È una notizia dolce e tenera quella di Gianluca Crittino, portierino della squadra del Borgovercelli. Durante la sedicesima edizione del “Memorial Ugo Ferrante”, in ricordo del difensore scomparso nel 2004, era riuscito a convincere l’arbitro per la convalida del goal della squadra avversaria, battuto direttamente dalla rimessa laterale.
Perché lui, portierino di otto anni, aveva toccato la palla con le mani, regolarizzando la segnatura, già annullata dall’arbitro. L’arbitro, e non solo l’arbitro, meravigliato ha stretto la mano a Gianluca e gli ha dato ragione.
In occasione del 166° anniversario della fondazione della Polizia di Stato, Gianluca è stato decorato. Ho iniziato l’articolo definendo la notizia dolce e tenera. Potevo dare solo questo titolo, perché un bambino di otto anni (mi permetto di definirlo bambino) sul campo ha pareggiato per 1 a 1 ma nella vita ha vinto per tre a zero.
Ha vinto sulla mentalità arbitrale sempre poco duttile. Ha vinto sulla mentalità dei parenti, spettatori troppe volte vergognosamente e con la Questura di Vercelli che ha voluto premiare l’omino di otto anni, accanto agli attestati di merito assegnati ai suoi uomini.
Questi sono i tre motivi che rendono straordinaria una iniziativa di routine e sempre caratterizzata dai passi geometricamente perfetti delle forze dell’ordine, dai numerosi present’arm e dall’Inno di Mameli.

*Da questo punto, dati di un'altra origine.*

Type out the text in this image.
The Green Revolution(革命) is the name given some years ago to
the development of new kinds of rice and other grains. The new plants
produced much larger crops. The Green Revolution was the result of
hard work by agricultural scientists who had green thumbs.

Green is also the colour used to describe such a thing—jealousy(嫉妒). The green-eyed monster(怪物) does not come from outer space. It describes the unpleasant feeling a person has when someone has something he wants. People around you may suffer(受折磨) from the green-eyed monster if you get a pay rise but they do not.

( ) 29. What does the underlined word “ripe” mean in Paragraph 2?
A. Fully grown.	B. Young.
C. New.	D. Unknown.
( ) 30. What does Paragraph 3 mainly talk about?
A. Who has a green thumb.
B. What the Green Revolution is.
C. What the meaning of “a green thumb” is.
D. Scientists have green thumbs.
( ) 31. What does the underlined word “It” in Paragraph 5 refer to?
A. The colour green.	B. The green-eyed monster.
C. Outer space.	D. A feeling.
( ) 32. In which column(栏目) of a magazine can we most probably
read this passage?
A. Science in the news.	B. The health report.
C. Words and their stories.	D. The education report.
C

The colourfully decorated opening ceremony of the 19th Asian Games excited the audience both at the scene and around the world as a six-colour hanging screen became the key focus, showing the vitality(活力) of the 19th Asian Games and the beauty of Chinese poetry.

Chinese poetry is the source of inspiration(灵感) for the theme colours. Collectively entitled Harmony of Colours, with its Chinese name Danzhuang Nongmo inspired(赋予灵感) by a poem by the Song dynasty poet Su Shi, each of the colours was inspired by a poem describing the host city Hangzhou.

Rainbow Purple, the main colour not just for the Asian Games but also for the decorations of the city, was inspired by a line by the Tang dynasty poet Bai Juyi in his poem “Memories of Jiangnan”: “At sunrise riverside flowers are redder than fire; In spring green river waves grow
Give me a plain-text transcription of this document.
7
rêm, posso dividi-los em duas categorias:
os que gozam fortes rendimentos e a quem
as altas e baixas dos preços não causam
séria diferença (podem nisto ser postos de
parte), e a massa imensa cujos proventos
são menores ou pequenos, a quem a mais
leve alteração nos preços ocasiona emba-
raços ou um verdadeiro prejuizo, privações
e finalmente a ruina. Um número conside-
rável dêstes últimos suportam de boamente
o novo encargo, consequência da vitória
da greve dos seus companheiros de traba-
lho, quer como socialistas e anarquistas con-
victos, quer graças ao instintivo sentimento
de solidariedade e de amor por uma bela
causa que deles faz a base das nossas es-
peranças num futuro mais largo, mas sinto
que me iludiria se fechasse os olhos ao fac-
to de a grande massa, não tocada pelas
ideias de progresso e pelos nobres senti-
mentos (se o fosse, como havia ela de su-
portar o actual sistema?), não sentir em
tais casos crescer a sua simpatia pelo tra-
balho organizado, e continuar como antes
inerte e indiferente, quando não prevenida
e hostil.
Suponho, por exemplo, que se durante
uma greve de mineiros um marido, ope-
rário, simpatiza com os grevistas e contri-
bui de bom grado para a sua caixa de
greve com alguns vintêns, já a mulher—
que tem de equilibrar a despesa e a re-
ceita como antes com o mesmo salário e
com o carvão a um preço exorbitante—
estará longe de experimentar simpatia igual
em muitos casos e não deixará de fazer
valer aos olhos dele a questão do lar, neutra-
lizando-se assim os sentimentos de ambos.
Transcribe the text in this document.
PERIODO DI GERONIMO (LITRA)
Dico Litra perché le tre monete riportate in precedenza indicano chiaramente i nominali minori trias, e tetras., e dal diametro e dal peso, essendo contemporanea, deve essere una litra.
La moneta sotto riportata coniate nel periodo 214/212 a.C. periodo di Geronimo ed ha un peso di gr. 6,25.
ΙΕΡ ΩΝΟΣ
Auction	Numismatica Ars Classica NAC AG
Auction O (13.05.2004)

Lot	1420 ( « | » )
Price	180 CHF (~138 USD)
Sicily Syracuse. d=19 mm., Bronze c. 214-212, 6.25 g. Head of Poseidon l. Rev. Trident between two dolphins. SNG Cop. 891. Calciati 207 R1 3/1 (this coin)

Gianluca, stupito, si domanda: “Ma cosa ho mai fatto di così speciale?”. Purtroppo Gianluca si deve convincere che quasi nessuno la pensa come lui. Il mondo dello sport non è più il mondo del gioco, del divertimento, dell’importante è partecipare. Perché tutto è diventato campionato e tutto viene vissuto con la mentalità dei campioncini. E i campioncini o vincono perché se lo meritano, o vincono perché loro non sono come gli altri.
E qui ripenso a don Bosco e all’oratorio dei miei tempi romani a Primavalle, con cinque squadrette di ragazzi che giocavano a pallone sotto il campanile, urlando come stessero facendo la Coppa del mondo e felici, dopo tutta questa baraonda, del gelato che avevo loro promesso.
Nessuno sapeva quanti goal aveva fatto ma, tutti sudati fradici, ridendo piantavano il naso nel gelato e tornavano a casa abbracciati.